By substituting Formula (20) into Formula (17), the stress intensity factor of the crack tip under quasi-static action can be obtained as follows:

$$K_I=\frac{P\left(r_a\right)\left[\pi {\mathrm{r}}_0^2+\left(r_a+r_0\right)h_{\left(r_a\right)}\right]}{\pi {\mathrm{r}}_0^2+\left(r+r_0\right)h_{\left(r\right)}}\sqrt{4\pi r}$$

(21)

Equation (21) is the relation expression between crack propagation radius and stress intensity factor. If the stress intensity factor $K_I$ of the crack tip is equal to or greater than the fracture toughness of the rock $K_{IC}$, then the initial crack generated by the stress wave begins to develop. According to the law, the maximum length of crack expansion can be obtained.

4. Conclusions

(1) The analysis of the cracking process of the liquid carbon dioxide phase transition shows that when the constant pressure shear sheet breaks, the high-pressure carbon dioxide flows out from the release hole rapidly, forming a high-pressure gas jet that acts on the borehole wall. The formula to calculate the initial impact pressure ${\mathrm{P}}_m$ acting on the borehole wall was derived using the relevant formulas of liquid mechanics. The pressure of the liquid carbon dioxide in the liquid storage pipe can be increased appropriately to achieve a better effect on breaking the rock mass.

(2) Under different confining pressure conditions, the pattern of crack initiation is deduced when high-pressure gas acts on the borehole wall. It is ostensible that the magnitude of tensile stress on the borehole wall and dynamic tensile strength of rock can be used to determine whether initial cracks are caused.

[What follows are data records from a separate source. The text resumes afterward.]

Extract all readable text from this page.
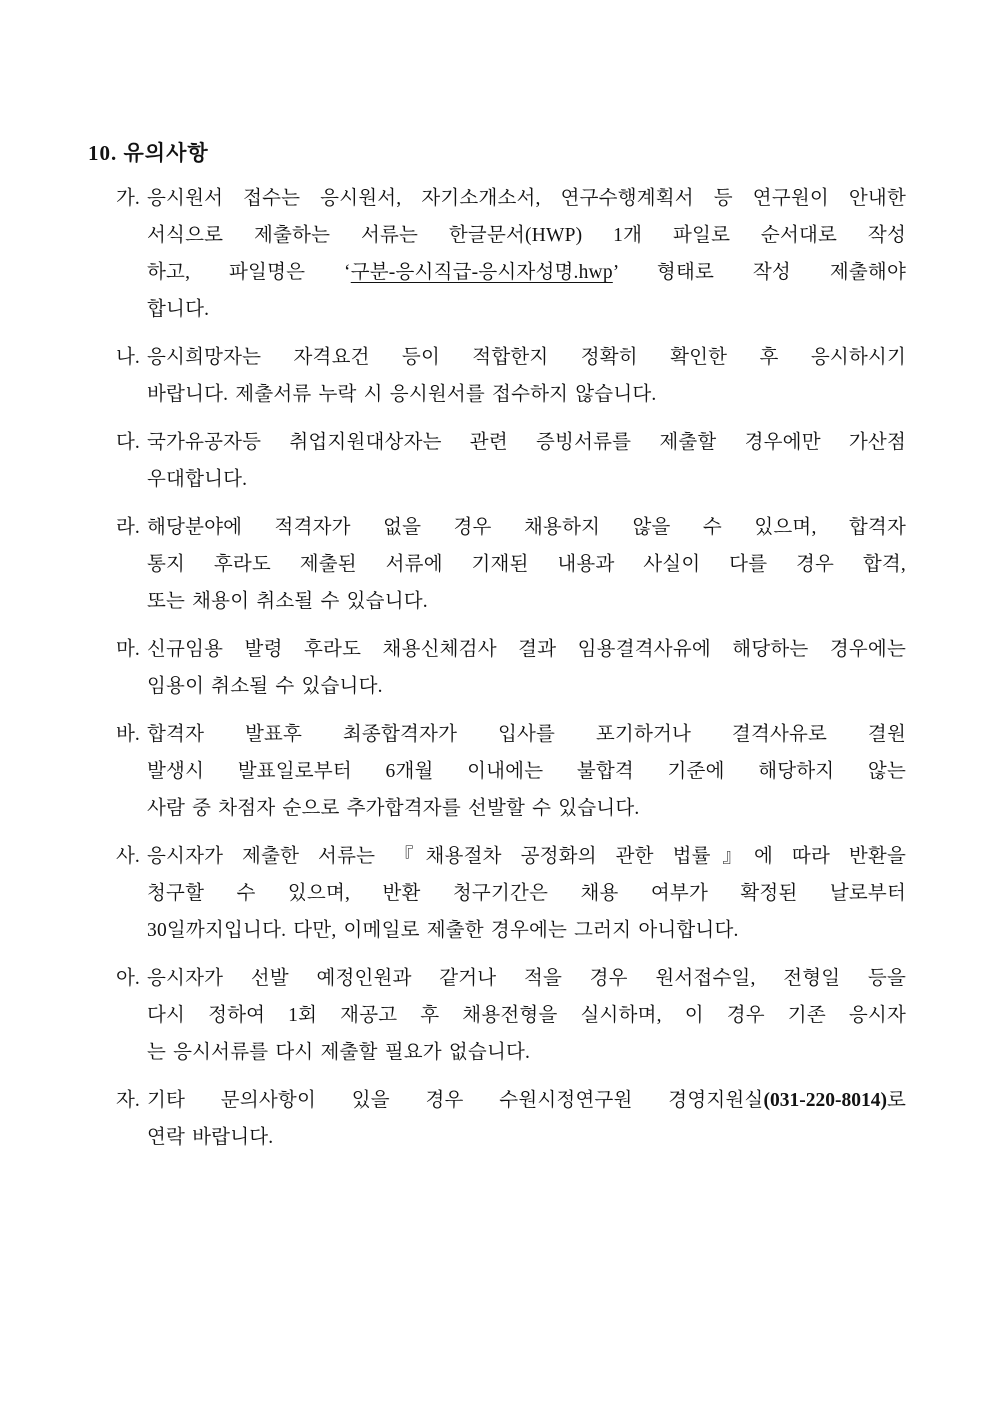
10. 유의사항
가. 응시원서 접수는 응시원서, 자기소개소서, 연구수행계획서 등 연구원이 안내한
서식으로 제출하는 서류는 한글문서(HWP) 1개 파일로 순서대로 작성
하고, 파일명은 ‘구분-응시직급-응시자성명.hwp’ 형태로 작성 제출해야
합니다.
나. 응시희망자는 자격요건 등이 적합한지 정확히 확인한 후 응시하시기
바랍니다. 제출서류 누락 시 응시원서를 접수하지 않습니다.
다. 국가유공자등 취업지원대상자는 관련 증빙서류를 제출할 경우에만 가산점
우대합니다.
라. 해당분야에 적격자가 없을 경우 채용하지 않을 수 있으며, 합격자
통지 후라도 제출된 서류에 기재된 내용과 사실이 다를 경우 합격,
또는 채용이 취소될 수 있습니다.
마. 신규임용 발령 후라도 채용신체검사 결과 임용결격사유에 해당하는 경우에는
임용이 취소될 수 있습니다.
바. 합격자 발표후 최종합격자가 입사를 포기하거나 결격사유로 결원
발생시 발표일로부터 6개월 이내에는 불합격 기준에 해당하지 않는
사람 중 차점자 순으로 추가합격자를 선발할 수 있습니다.
사. 응시자가 제출한 서류는 『채용절차 공정화의 관한 법률』에 따라 반환을
청구할 수 있으며, 반환 청구기간은 채용 여부가 확정된 날로부터
30일까지입니다. 다만, 이메일로 제출한 경우에는 그러지 아니합니다.
아. 응시자가 선발 예정인원과 같거나 적을 경우 원서접수일, 전형일 등을
다시 정하여 1회 재공고 후 채용전형을 실시하며, 이 경우 기존 응시자
는 응시서류를 다시 제출할 필요가 없습니다.
자. 기타 문의사항이 있을 경우 수원시정연구원 경영지원실(031-220-8014)로
연락 바랍니다.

Following this, a carbon dioxide phase transition fracturing test without initial stress field was conducted. The results show that in the absence of initial stress field, the crack preferentially occurs in the wall of the vertical release hole, and the crack extends along the axial direction of borehole.

(3) The radius of the fracture zone caused by stress waves, which was generated by the liquid carbon dioxide phase transition, was calculated. Next, high-pressure gas acted on cracks caused by the stress wave. By using dynamic propagation model of planar wedge cracks, the expression of the stress intensity factor ($K_I$) with respect to the crack radius r under high-pressure gas acting was derived. Our study highlights that the developing of cracks can be judged by comparing the magnitude of stress intensity factor ($K_I$) and fracture toughness $(K_{IC})$ of rock. When the stress intensity factor ($K_I$) is equal to the fracture toughness $(K_{IC})$ of rock, maximum radius of cracks can be obtained by substituting the stress intensity factor ($K_I$) into the Formula (21).